Modeling and control of discrete-time and sampled-data port-Hamiltonian systems

Modeling and control of port-Hamiltonian systems are extensively studied in the continuous-time literature as powerful tools for network modeling and control of complex physical systems. Since controllers are unavoidably implemented through digital devices, accurate sampled-data models and control strategies are highly recommended to prevent a negative impact on the closed-loop performances under digital control. This thesis contributes to the description of new port-Hamiltonian structures both in a purely discrete-time and sampled-data framework. Then, on these bases, stabilizing and energy-based digital feedback strategies are developed. Regarding modeling, the proposed state-space forms make use of the concepts of Difference/Differential Representation (DDR) of discrete-time dynamics and the discrete gradient function.

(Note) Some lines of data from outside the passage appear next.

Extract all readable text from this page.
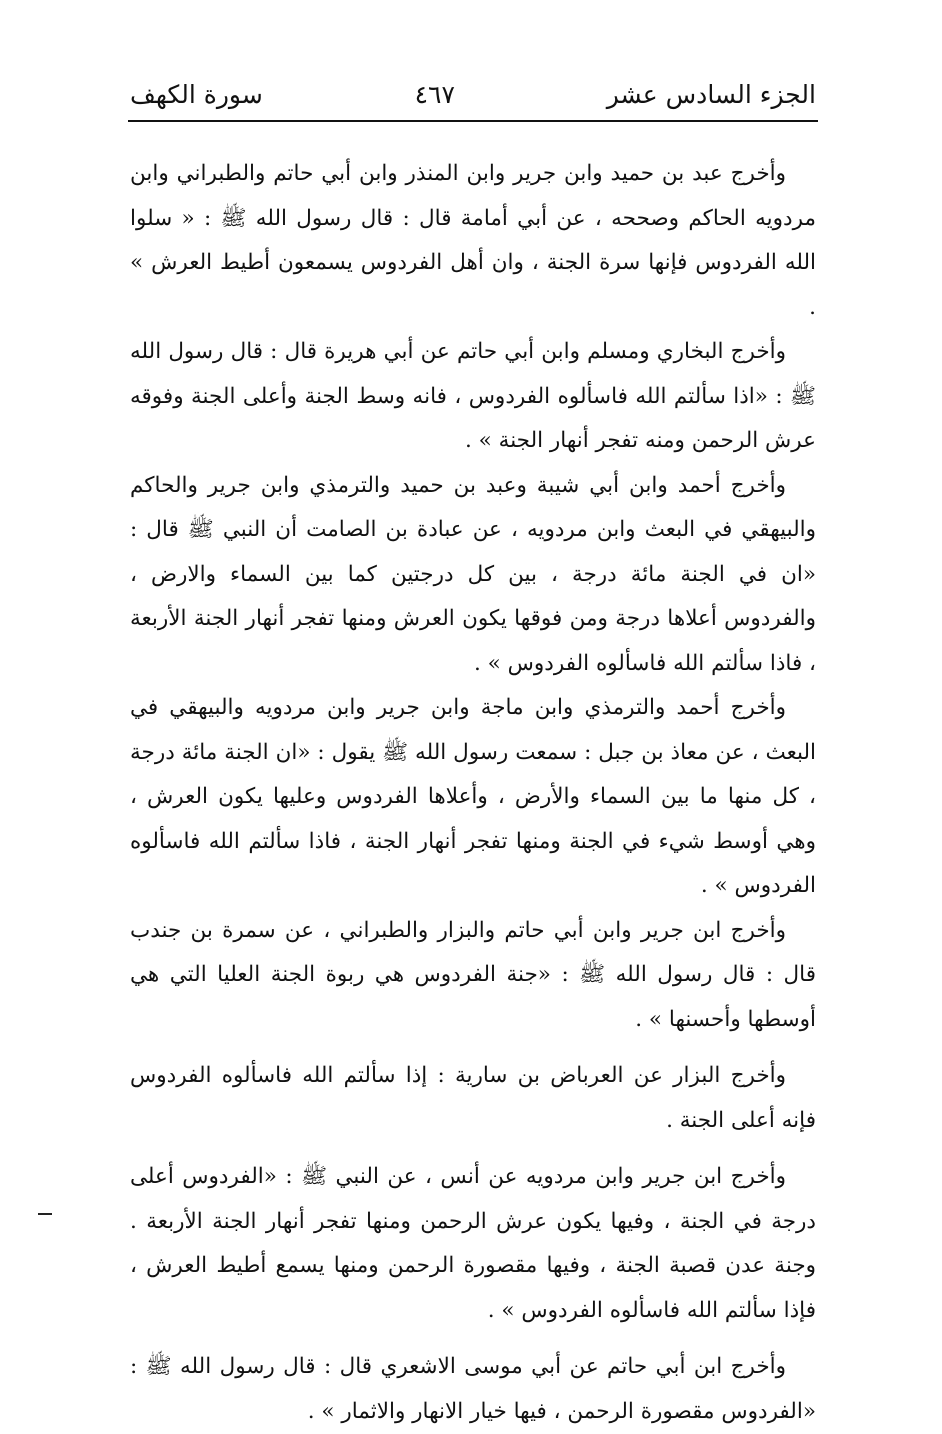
الجزء السادس عشر
٤٦٧
سورة الكهف

وأخرج عبد بن حميد وابن جرير وابن المنذر وابن أبي حاتم والطبراني وابن مردويه الحاكم وصححه ، عن أبي أمامة قال : قال رسول الله ﷺ : « سلوا الله الفردوس فإنها سرة الجنة ، وان أهل الفردوس يسمعون أطيط العرش » .

وأخرج البخاري ومسلم وابن أبي حاتم عن أبي هريرة قال : قال رسول الله ﷺ : «اذا سألتم الله فاسألوه الفردوس ، فانه وسط الجنة وأعلى الجنة وفوقه عرش الرحمن ومنه تفجر أنهار الجنة » .

وأخرج أحمد وابن أبي شيبة وعبد بن حميد والترمذي وابن جرير والحاكم والبيهقي في البعث وابن مردويه ، عن عبادة بن الصامت أن النبي ﷺ قال : «ان في الجنة مائة درجة ، بين كل درجتين كما بين السماء والارض ، والفردوس أعلاها درجة ومن فوقها يكون العرش ومنها تفجر أنهار الجنة الأربعة ، فاذا سألتم الله فاسألوه الفردوس » .

وأخرج أحمد والترمذي وابن ماجة وابن جرير وابن مردويه والبيهقي في البعث ، عن معاذ بن جبل : سمعت رسول الله ﷺ يقول : «ان الجنة مائة درجة ، كل منها ما بين السماء والأرض ، وأعلاها الفردوس وعليها يكون العرش ، وهي أوسط شيء في الجنة ومنها تفجر أنهار الجنة ، فاذا سألتم الله فاسألوه الفردوس » .

وأخرج ابن جرير وابن أبي حاتم والبزار والطبراني ، عن سمرة بن جندب قال : قال رسول الله ﷺ : «جنة الفردوس هي ربوة الجنة العليا التي هي أوسطها وأحسنها » .

وأخرج البزار عن العرباض بن سارية : إذا سألتم الله فاسألوه الفردوس فإنه أعلى الجنة .

وأخرج ابن جرير وابن مردويه عن أنس ، عن النبي ﷺ : «الفردوس أعلى درجة في الجنة ، وفيها يكون عرش الرحمن ومنها تفجر أنهار الجنة الأربعة . وجنة عدن قصبة الجنة ، وفيها مقصورة الرحمن ومنها يسمع أطيط العرش ، فإذا سألتم الله فاسألوه الفردوس » .

وأخرج ابن أبي حاتم عن أبي موسى الاشعري قال : قال رسول الله ﷺ : «الفردوس مقصورة الرحمن ، فيها خيار الانهار والاثمار » .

The proposed models exhibit a Dirac structure that properly defines the storing, resistive and external elements of the concerned port-Hamiltonian system. For stabilization purposes, the u-average passivity property has been essential for properly discussing passivity-based-control (PBC) strategies such as damping output feedback and Interconnection and Damping Assignment (IDA-PBC) both in discrete time and under sampling. Three case studies from different physical domains aim to illustrate the computational aspects related to the modeling and control design and further we validate their performances by means of simulations.